Monday, January 16, 2023

Spare

 


Have you even heard of this book? Seems like it was a such a quiet release, you may not have noticed.

Yeah, right.

Spare was met with such publishing fanfare, it broke a Guinness World Record for fastest-selling non-fiction book of all time. Between the early reviews and the pre-publishing interviews Harry did, it's shocking anyone needs to read it at all.

But, I did.

I pre-ordered the book, which perfectly timed with a flight I was taking (you need the most readable books when you travel, of course.) Then, I had to dodge every soundbite and every Tweet to make sure there was some suspense left when I finally had a chance to read it.

How you feel about the book's existence depends on how you feel about the royal family, I suppose. Hate em and think the whole thing is frivolous and dumb? You'd hate the book. LOVE the royal family and think Harry is a traitor (and Meghan is some sort of villain?), you'd hate the book. But if, like me, you're both fascinated with what happens behind these gilded doors and a little indifferent to the royals anyway? You might devour it, just as I did.

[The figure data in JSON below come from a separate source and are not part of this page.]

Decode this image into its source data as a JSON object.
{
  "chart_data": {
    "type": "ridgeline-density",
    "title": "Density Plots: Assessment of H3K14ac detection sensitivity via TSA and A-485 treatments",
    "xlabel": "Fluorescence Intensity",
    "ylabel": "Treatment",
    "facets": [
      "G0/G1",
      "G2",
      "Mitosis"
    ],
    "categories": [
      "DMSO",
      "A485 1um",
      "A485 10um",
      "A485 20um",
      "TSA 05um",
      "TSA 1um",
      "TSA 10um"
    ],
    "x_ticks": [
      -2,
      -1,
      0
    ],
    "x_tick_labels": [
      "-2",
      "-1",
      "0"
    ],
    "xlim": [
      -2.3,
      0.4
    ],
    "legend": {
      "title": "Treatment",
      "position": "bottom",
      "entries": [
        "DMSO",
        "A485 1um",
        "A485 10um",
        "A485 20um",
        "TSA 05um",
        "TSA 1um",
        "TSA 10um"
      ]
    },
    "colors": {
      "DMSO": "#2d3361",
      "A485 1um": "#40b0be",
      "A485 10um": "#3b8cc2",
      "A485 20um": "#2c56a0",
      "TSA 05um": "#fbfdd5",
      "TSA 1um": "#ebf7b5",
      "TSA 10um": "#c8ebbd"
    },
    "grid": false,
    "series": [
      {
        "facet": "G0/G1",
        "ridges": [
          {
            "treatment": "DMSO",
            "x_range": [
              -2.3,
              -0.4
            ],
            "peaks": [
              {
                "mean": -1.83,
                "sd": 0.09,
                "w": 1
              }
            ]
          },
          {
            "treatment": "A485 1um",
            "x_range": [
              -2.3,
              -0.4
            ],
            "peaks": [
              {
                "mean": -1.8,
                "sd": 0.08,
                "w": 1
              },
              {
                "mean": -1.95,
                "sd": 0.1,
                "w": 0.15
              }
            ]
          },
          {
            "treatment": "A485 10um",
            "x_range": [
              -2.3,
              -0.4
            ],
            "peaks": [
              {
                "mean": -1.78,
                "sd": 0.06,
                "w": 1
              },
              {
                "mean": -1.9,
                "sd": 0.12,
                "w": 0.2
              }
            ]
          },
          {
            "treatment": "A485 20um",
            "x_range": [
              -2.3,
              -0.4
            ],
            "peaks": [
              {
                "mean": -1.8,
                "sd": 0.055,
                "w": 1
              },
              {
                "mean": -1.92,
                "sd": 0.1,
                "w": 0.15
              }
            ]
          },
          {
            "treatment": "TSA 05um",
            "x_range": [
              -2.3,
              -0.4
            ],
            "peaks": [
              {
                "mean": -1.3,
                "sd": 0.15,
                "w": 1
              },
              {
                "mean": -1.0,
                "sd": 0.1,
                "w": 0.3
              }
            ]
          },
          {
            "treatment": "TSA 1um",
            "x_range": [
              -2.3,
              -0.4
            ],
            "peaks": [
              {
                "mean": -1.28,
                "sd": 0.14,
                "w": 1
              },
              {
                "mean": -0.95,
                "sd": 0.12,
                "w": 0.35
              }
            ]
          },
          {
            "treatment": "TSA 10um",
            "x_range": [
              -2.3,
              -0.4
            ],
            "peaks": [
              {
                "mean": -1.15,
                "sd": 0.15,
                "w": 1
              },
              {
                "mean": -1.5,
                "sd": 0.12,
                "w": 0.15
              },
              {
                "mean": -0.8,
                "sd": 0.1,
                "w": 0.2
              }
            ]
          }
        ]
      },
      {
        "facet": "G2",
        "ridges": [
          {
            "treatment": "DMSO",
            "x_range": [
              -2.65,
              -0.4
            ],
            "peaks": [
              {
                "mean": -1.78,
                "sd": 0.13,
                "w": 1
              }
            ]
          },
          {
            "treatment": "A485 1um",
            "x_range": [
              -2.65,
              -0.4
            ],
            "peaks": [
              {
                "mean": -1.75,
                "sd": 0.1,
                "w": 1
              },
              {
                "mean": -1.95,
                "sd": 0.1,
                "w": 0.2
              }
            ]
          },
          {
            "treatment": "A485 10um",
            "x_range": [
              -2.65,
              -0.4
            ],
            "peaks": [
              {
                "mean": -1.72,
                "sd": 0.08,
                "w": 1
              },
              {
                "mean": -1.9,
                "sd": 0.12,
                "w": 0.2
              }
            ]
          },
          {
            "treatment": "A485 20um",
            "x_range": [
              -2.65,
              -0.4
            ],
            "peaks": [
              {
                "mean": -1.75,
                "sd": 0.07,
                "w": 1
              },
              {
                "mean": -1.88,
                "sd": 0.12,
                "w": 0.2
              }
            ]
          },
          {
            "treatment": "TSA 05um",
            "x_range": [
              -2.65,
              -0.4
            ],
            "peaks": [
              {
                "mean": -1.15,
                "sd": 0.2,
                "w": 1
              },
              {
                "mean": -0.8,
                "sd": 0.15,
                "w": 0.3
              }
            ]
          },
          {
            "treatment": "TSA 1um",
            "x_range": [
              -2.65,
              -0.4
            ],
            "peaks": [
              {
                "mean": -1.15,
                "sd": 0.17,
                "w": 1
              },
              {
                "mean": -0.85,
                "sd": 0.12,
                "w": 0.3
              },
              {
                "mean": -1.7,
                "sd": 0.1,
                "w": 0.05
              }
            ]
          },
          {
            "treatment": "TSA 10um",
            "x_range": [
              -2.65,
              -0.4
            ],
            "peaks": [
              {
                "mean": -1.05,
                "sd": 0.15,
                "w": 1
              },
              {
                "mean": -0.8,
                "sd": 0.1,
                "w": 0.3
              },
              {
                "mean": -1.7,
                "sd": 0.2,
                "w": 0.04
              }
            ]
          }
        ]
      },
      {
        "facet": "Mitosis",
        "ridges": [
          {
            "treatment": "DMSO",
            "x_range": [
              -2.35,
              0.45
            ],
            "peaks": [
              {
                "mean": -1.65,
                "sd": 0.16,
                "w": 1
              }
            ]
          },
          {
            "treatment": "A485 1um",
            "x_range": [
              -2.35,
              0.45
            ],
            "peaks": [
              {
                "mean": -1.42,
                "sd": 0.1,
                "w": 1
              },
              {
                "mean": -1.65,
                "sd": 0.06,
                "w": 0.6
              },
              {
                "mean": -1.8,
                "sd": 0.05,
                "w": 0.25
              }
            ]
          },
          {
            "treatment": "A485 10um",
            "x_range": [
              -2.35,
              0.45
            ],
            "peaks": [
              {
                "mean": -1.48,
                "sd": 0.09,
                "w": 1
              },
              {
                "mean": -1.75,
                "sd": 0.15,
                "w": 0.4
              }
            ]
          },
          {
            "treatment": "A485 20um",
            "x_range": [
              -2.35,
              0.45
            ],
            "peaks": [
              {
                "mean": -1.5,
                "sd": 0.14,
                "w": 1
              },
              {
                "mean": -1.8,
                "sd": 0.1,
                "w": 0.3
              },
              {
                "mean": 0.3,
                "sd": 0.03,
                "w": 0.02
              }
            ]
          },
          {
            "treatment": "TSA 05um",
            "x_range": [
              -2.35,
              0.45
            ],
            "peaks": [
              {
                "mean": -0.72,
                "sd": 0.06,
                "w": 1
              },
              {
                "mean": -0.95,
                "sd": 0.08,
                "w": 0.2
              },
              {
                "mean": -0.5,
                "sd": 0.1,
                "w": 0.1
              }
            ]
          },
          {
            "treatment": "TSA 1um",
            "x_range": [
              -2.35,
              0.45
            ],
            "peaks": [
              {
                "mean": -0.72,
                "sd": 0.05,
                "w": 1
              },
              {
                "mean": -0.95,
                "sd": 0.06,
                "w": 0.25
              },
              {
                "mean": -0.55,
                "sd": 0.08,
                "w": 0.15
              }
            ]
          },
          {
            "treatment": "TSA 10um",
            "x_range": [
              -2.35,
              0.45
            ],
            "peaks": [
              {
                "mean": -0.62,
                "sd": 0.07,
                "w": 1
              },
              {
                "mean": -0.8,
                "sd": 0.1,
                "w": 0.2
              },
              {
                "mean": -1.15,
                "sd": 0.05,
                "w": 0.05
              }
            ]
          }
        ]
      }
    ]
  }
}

Harry's story is a mix of personal memoir and a look behind the palace gates. He talks about details and people that I don't think the royal family wants you to know about (the latest uproar: did he give away details of palace layouts that could put the monarchy at risk?? Gasp, says the British press!). He shares private conversations between him and Prince William that don't exactly leave the heir in a positive light. He reveals who he believes are the villains in his story that ultimately drove him and Meghan out of the royal bubble for good (and they're exactly who I suspected they would be.)

Beyond the palace intrigue, though, is the personal story of a man still devastated by the loss of his mother. It's the story of a boy left so alone with his grief that he found himself wishing for war to find companionship and a place where he felt his existence actually mattered. It's the story like so many: of anxiety, family troubles, the feeling that we're never quite good enough. 

That part could be anyone's story, then you add on the relationship with the British press that has a family backstabbing each other as a form of self-preservation.

I won't go on too much, but I would absolutely recommend this book if you want to read a deeply personal memoir and get some juicy royal details along the way.